Nawet gdyby przyjąć, że doktryna o roku 1914 jest zasadna, to z wypowiedzi „starszego” wyraźnie wynika, że mówi on o końcowym rezultacie uznania przez Boga ludzi za godnych znalezienia się w „wielkiej rzeszy”. Dowodzą tego słowa: „Są to ci, którzy wychodzą z  wielkiego ucisku”, a więc nie ci, których sędzia Rutherford uznał w 1935 roku za „lud wielki”. Prawdopodobieństwo, że ktokolwiek ze wskazanych przez Rutherforda osób dożyje „wielkiego ucisku” (jeżeli w ogóle jeszcze jacyś żyją) jest niezwykle nikłe, a przecież mają to być ci, którzy żywo z niego wychodzą. Zadufany w swoja mądrość sędzia Rutherford publikował w tamtym czasie broszurę „Miliony obecnie żyjących nigdy nie umrą”, której już sam tytuł pokazuje, jak dalece się mylił. Powtórzmy jeszcze raz: Decyzja o zakwalifikowaniu kogoś przez Boga do „wielkiej rzeszy” nie jest decyzja ludzką. „Starszy” z 7 rozdziału Objawienia nie wyjawia Janowi czasu podania interpretacji do głowy prezesa TS, lecz końcowy wynik osądu Jehowy. Świadczą o tym również słowa z Apokalipsy 7:9:

„(...) Wielka rzesza, której żaden człowiek nie zdołał policzyć (...)”. Świadkowie Jehowy, trwający przy wersji Rutherforda, który skojarzył Ewangelię Jana 10:16 z 7 rozdziałem Apokalipsy, skrupulatnie liczą swoje szeregi, dając na łamach literatury niejednokrotnie do zrozumienia, że tylko oni są i będą uznani za wielką rzeszę.
Kto ma rację – Biblia czy literatura TS?     

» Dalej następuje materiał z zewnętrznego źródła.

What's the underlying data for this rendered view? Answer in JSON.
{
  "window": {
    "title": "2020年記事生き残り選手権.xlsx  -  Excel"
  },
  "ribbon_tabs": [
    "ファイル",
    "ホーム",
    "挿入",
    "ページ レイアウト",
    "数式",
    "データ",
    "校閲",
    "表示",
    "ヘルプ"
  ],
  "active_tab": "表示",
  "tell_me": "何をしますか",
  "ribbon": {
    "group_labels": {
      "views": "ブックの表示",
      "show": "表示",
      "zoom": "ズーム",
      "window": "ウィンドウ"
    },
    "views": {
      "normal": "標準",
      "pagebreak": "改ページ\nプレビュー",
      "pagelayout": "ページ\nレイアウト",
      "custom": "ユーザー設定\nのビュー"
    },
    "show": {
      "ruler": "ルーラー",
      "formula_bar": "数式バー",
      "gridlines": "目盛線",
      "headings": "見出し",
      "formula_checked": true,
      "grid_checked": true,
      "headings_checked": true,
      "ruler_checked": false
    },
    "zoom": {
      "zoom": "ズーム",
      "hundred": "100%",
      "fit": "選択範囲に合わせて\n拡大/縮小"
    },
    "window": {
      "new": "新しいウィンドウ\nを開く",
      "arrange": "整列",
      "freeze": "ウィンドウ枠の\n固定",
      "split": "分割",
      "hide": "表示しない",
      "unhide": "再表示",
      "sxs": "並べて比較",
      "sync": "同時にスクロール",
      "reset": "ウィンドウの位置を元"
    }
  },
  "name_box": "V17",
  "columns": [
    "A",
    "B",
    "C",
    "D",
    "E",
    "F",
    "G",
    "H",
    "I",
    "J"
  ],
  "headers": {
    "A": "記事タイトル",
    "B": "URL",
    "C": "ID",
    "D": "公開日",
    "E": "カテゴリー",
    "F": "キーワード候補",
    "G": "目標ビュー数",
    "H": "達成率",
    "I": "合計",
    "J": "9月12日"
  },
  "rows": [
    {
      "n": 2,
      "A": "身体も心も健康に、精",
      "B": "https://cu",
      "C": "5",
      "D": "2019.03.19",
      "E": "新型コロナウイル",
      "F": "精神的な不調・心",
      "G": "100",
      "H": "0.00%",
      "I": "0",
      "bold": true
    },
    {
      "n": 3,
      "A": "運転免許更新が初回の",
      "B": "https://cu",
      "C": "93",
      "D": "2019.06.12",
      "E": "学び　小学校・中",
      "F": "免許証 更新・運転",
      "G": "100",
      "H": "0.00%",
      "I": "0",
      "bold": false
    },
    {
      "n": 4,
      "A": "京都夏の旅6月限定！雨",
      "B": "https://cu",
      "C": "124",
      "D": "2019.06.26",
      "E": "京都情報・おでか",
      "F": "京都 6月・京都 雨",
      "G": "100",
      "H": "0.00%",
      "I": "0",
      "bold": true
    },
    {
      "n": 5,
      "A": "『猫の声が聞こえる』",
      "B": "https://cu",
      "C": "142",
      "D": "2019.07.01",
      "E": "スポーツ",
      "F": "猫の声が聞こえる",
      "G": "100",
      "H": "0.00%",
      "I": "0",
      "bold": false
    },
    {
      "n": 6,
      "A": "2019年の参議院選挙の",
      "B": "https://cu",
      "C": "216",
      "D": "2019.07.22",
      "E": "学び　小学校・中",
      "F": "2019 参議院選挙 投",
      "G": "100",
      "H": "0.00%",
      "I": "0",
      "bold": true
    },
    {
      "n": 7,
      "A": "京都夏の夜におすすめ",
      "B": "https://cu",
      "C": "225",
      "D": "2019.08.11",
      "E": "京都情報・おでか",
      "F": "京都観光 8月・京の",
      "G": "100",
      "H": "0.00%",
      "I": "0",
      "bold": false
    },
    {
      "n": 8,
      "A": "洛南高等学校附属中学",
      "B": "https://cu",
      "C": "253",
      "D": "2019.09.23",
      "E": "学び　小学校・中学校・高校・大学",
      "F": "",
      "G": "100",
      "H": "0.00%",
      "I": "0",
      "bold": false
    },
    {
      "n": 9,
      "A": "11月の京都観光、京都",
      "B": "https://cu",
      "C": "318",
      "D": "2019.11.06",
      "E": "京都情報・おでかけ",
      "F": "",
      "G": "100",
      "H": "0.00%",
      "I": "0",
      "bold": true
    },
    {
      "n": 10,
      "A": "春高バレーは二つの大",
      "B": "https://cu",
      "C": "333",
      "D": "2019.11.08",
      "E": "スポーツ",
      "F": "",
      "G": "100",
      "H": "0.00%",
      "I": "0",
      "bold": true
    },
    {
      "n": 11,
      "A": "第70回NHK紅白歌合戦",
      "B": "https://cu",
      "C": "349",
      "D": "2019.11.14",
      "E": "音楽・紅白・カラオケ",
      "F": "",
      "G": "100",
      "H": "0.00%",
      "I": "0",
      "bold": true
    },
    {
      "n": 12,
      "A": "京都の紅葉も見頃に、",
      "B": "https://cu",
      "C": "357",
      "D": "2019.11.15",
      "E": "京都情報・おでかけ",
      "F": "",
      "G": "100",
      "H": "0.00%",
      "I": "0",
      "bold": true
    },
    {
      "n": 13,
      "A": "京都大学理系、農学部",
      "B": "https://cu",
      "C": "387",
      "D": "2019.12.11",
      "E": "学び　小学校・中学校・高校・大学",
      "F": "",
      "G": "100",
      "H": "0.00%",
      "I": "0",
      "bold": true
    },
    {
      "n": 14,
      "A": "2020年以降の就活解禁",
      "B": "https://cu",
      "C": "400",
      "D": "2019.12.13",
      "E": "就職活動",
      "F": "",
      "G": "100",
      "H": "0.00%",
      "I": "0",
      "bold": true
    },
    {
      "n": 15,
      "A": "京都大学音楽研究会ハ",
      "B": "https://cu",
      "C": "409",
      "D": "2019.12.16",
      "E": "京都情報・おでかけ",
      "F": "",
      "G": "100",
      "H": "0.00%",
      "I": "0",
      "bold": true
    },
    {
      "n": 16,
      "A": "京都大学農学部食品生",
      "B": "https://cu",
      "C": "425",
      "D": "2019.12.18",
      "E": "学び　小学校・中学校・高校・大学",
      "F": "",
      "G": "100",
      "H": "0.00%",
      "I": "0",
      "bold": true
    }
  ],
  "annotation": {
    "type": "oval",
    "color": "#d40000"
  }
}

2.  Aby „uzasadnić” powyższe rozumowanie, autorzy artykułu wpadli na ciekawe pomysły. Zacytujmy: „Jan wyobrażał pomazańców żyjących na naszym globie, którzy jeszcze nie otrzymali nagrody niebiańskiej”. Skąd wynika pewność, że Jan w ogóle kogoś wyobrażał?
Na pewno w każdym razie nie z Biblii. Następnie czytamy: „Wygląda na to, że wskrzeszeni członkowie grupy 24 starszych mogą obecnie uczestniczyć w przekazywaniu prawd Bożych.(...) Skoro tę ważną prawdę przekazał jeden z 24 starszych, musiał zostać wskrzeszony do życia w niebie najpóźniej w roku 1935. Z tego by wynikało, że pierwsze zmartwychwstanie rozpoczęło się między rokiem 1914 a 1935”  Tylko że ani „obecność” Pana nie rozpoczęła się w roku 1914, ani wypowiedź „starszego” nie może dotyczyć roku 1935!
W dalszej części artykułu pisarze wpadają w zgoła nieprawdopodobną pułapkę niezgodności własnej interpretacji z Pismem Świętym. Oto dowiadujemy się, że istnieje jakiś kres obecności Pana! Tak przecież wynika ze zdania w nawiasie kwadratowym, dodanego przez pisarzy literatury do natchnionego tekstu z 1 Tes. 4:15–17. Ma ono służyć utrwalaniu błędnej nauki, że „obecność” i „zstąpienie” Pana trwają od roku 1914 i ze Jezus – o czym również czytamy w artykule – „zasiadł na tronie jesienią 1914 roku”.
W rzeczywistości obie te rzeczy są kwestią przyszłości! Przecież dopiero wtedy Jezus rozpocznie „obecność” jako Król 1000-letniego mesjańskiego Królestwa. Natomiast Królem niebiańskim jest nie od roku 1914, ale od 33 n.e., o czym świadczą choćby słowa  zapisane w Obj. 2:27 czy 3:21.
Kto ma rację – Biblia czy literatura TS?  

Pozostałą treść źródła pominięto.